2 – Factor in this: Smashbox founder Davis Factor tips make-up enriched with skin care ingredients for success
Smashbox Cosmetics founder Davis Factor, a great-grandson of Max, says the pandemic has created more demand for “hardworking” make-up products that are enriched with skin care ingredients such as hyaluronic acid and niacinamide.
Smashbox Cosmetics was founded in 1996 by Davis Factor, the great-grandson of make-up mogul Max Factor.
Factor and his brother Dean were photographers and owners of Smashbox Studios.

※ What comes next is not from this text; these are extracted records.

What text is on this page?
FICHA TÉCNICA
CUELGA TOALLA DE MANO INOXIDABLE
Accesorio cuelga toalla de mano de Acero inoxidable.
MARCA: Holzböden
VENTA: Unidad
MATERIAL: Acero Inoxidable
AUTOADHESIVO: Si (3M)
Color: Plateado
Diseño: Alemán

They developed the brand’s cosmetic products to withstand the tough environment of a professional photography setting.
The brand is best known for its primers, such as the original Photo Finish Foundation Primer, which was created to minimise touch-ups and help make-up last longer under the glaring studio lights.

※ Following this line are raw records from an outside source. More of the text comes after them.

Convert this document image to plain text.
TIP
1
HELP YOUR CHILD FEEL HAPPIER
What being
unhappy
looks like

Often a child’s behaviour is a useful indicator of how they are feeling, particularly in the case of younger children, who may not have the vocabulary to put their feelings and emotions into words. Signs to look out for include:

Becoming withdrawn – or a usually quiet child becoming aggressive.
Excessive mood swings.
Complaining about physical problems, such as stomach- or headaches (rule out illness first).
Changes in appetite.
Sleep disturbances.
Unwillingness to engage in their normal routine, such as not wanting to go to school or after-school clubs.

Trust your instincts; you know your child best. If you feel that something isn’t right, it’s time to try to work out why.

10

3 – Virtual value: Kao expands digital tester offerings for KATE under competitiveness push
Japanese multinational Kao Corporation has been expanding its digital tester capabilities as part of its K25 goals to enhance the competitiveness of its cosmetics business with digital offerings.
The company behind brands such as Kanebo, Sensai and KATE has experienced a significant decline in light of the COVID-19 pandemic.

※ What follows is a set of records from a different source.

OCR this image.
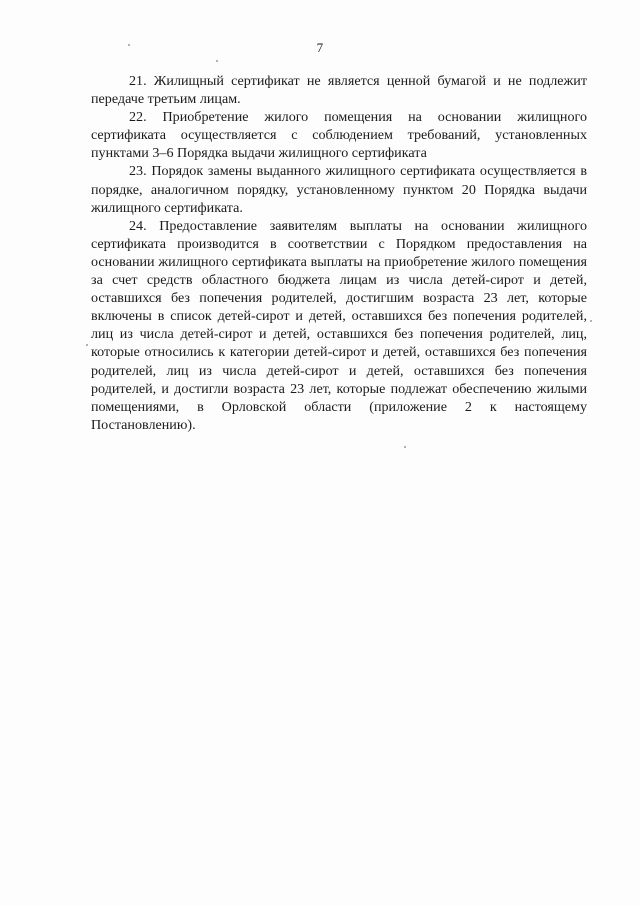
7

21. Жилищный сертификат не является ценной бумагой и не подлежит передаче третьим лицам.

22. Приобретение жилого помещения на основании жилищного сертификата осуществляется с соблюдением требований, установленных пунктами 3–6 Порядка выдачи жилищного сертификата

23. Порядок замены выданного жилищного сертификата осуществляется в порядке, аналогичном порядку, установленному пунктом 20 Порядка выдачи жилищного сертификата.

24. Предоставление заявителям выплаты на основании жилищного сертификата производится в соответствии с Порядком предоставления на основании жилищного сертификата выплаты на приобретение жилого помещения за счет средств областного бюджета лицам из числа детей-сирот и детей, оставшихся без попечения родителей, достигшим возраста 23 лет, которые включены в список детей-сирот и детей, оставшихся без попечения родителей, лиц из числа детей-сирот и детей, оставшихся без попечения родителей, лиц, которые относились к категории детей-сирот и детей, оставшихся без попечения родителей, лиц из числа детей-сирот и детей, оставшихся без попечения родителей, и достигли возраста 23 лет, которые подлежат обеспечению жилыми помещениями, в Орловской области (приложение 2 к настоящему Постановлению).
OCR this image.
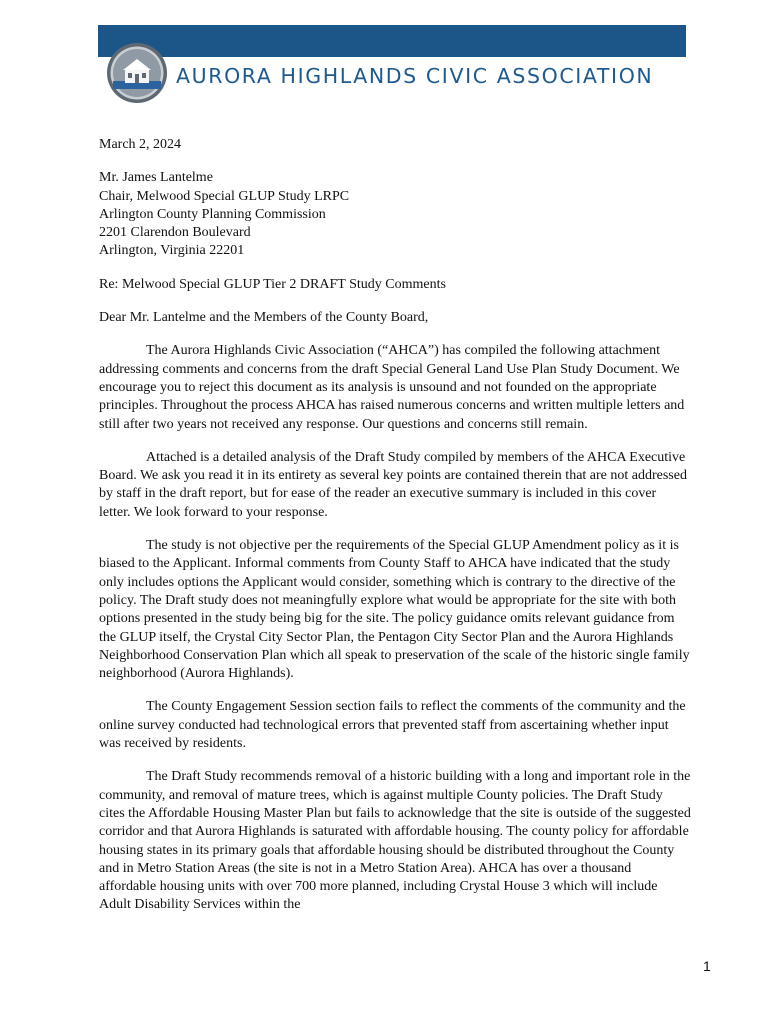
AURORA HIGHLANDS CIVIC ASSOCIATION

March 2, 2024

Mr. James Lantelme

Chair, Melwood Special GLUP Study LRPC

Arlington County Planning Commission

2201 Clarendon Boulevard

Arlington, Virginia 22201

Re: Melwood Special GLUP Tier 2 DRAFT Study Comments

Dear Mr. Lantelme and the Members of the County Board,

The Aurora Highlands Civic Association (“AHCA”) has compiled the following attachment addressing comments and concerns from the draft Special General Land Use Plan Study Document. We encourage you to reject this document as its analysis is unsound and not founded on the appropriate principles. Throughout the process AHCA has raised numerous concerns and written multiple letters and still after two years not received any response. Our questions and concerns still remain.

Attached is a detailed analysis of the Draft Study compiled by members of the AHCA Executive Board. We ask you read it in its entirety as several key points are contained therein that are not addressed by staff in the draft report, but for ease of the reader an executive summary is included in this cover letter. We look forward to your response.

The study is not objective per the requirements of the Special GLUP Amendment policy as it is biased to the Applicant. Informal comments from County Staff to AHCA have indicated that the study only includes options the Applicant would consider, something which is contrary to the directive of the policy. The Draft study does not meaningfully explore what would be appropriate for the site with both options presented in the study being big for the site. The policy guidance omits relevant guidance from the GLUP itself, the Crystal City Sector Plan, the Pentagon City Sector Plan and the Aurora Highlands Neighborhood Conservation Plan which all speak to preservation of the scale of the historic single family neighborhood (Aurora Highlands).

The County Engagement Session section fails to reflect the comments of the community and the online survey conducted had technological errors that prevented staff from ascertaining whether input was received by residents.

The Draft Study recommends removal of a historic building with a long and important role in the community, and removal of mature trees, which is against multiple County policies. The Draft Study cites the Affordable Housing Master Plan but fails to acknowledge that the site is outside of the suggested corridor and that Aurora Highlands is saturated with affordable housing. The county policy for affordable housing states in its primary goals that affordable housing should be distributed throughout the County and in Metro Station Areas (the site is not in a Metro Station Area). AHCA has over a thousand affordable housing units with over 700 more planned, including Crystal House 3 which will include Adult Disability Services within the

1
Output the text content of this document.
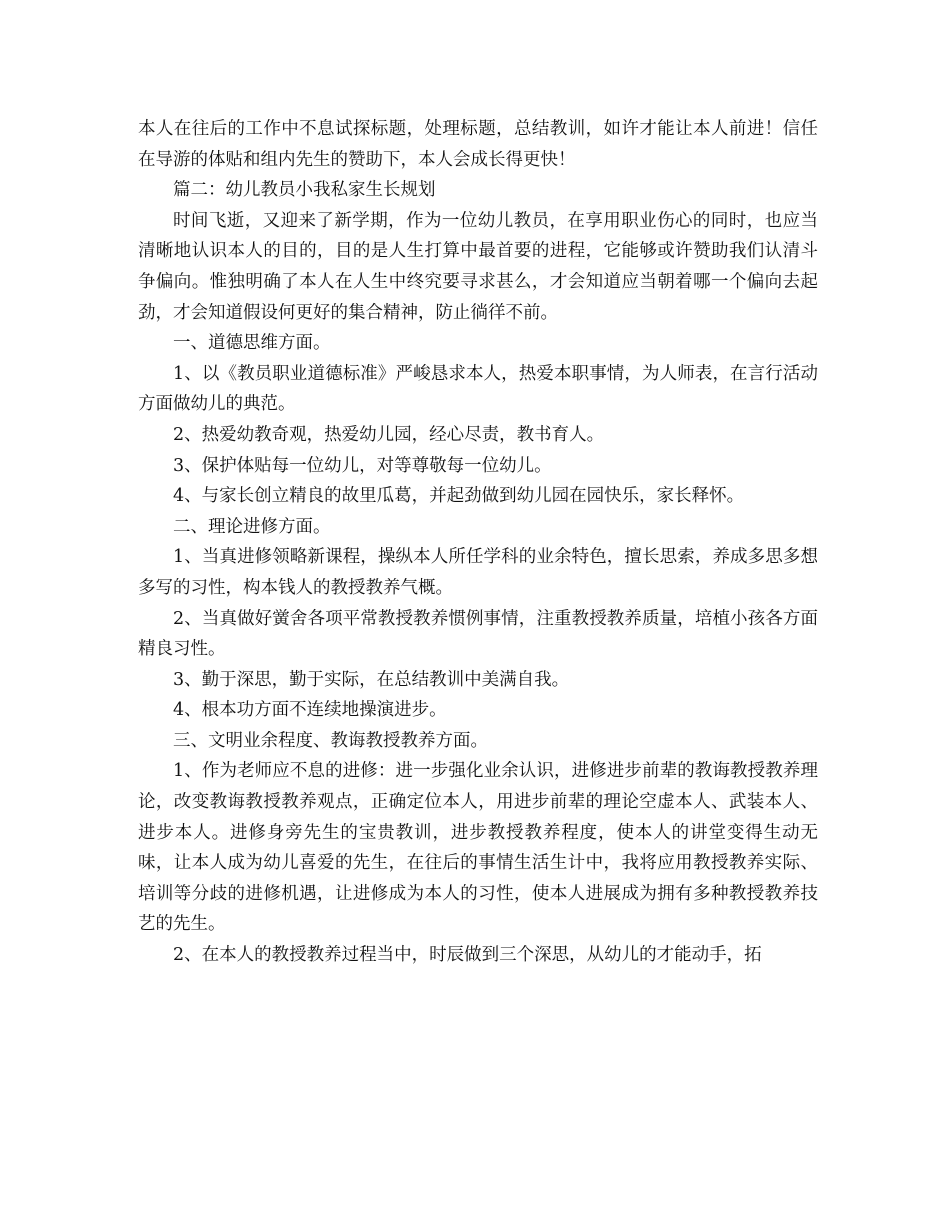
本人在往后的工作中不息试探标题，处理标题，总结教训，如许才能让本人前进！信任在导游的体贴和组内先生的赞助下，本人会成长得更快！

篇二：幼儿教员小我私家生长规划

时间飞逝，又迎来了新学期，作为一位幼儿教员，在享用职业伤心的同时，也应当清晰地认识本人的目的，目的是人生打算中最首要的进程，它能够或许赞助我们认清斗争偏向。惟独明确了本人在人生中终究要寻求甚么，才会知道应当朝着哪一个偏向去起劲，才会知道假设何更好的集合精神，防止徜徉不前。

一、道德思维方面。

1、以《教员职业道德标准》严峻恳求本人，热爱本职事情，为人师表，在言行活动方面做幼儿的典范。

2、热爱幼教奇观，热爱幼儿园，经心尽责，教书育人。

3、保护体贴每一位幼儿，对等尊敬每一位幼儿。

4、与家长创立精良的故里瓜葛，并起劲做到幼儿园在园快乐，家长释怀。

二、理论进修方面。

1、当真进修领略新课程，操纵本人所任学科的业余特色，擅长思索，养成多思多想多写的习性，构本钱人的教授教养气概。

2、当真做好黉舍各项平常教授教养惯例事情，注重教授教养质量，培植小孩各方面精良习性。

3、勤于深思，勤于实际，在总结教训中美满自我。

4、根本功方面不连续地操演进步。

三、文明业余程度、教诲教授教养方面。

1、作为老师应不息的进修：进一步强化业余认识，进修进步前辈的教诲教授教养理论，改变教诲教授教养观点，正确定位本人，用进步前辈的理论空虚本人、武装本人、进步本人。进修身旁先生的宝贵教训，进步教授教养程度，使本人的讲堂变得生动无味，让本人成为幼儿喜爱的先生，在往后的事情生活生计中，我将应用教授教养实际、培训等分歧的进修机遇，让进修成为本人的习性，使本人进展成为拥有多种教授教养技艺的先生。

2、在本人的教授教养过程当中，时辰做到三个深思，从幼儿的才能动手，拓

Kao was hit especially hard in its cosmetics business division because of the decline of colour cosmetics, which accounts for a larger ratio of its business, approximately 10% higher than the market.
As part of its K25 medium-term plan, Kao said it would accelerate its digital transformation efforts by 2025.
4 – Tiny but mighty: Foreo believes future of beauty tech lies in portable devices that give pro-level results
Beauty tech firm Foreo is betting big on small, handheld devices that can produce the same results as professional equipment at home, believing it to be the future of the beauty device business.
Foreo is a Swedish beauty technology firm that rose to prominence with Luna, a facial cleansing and massage device. According to the company, it has sold over 20 million Luna devices.
The company, which is celebrating its eighth anniversary this year, witnessed an unprecedented uptick in demand in the wake of the pandemic.
According to the firm, it saw a 30% increase in online sales alone.
5 – Freshness first: Korean start-up Kuoca aims to lead the market with novel made-to-order concept
A beauty company specialising in made-to-order skin care inspired by fine cuisine believes fresh beauty, products that are made-to-order in small batch production, will be the next trend to follow the clean movement.
Kuoca is a South Korean beauty start-up founded by Benjamin Yu and Jisu Kim. The firm debuted in 2014 as a made-to-order skin care brand catering to Korean ‘celebrities and VIPs’ before launching to a wider audience in 2019.
Inspired by concepts of fine cuisine, Kuoca emphasises the freshness of its formulations. The products are made to order in small-batch productions and contain ingredients like truffles and chaga mushrooms.
All products are made within 30 days of sale to maintain freshness and perform best within 18 months after opening, said the firm.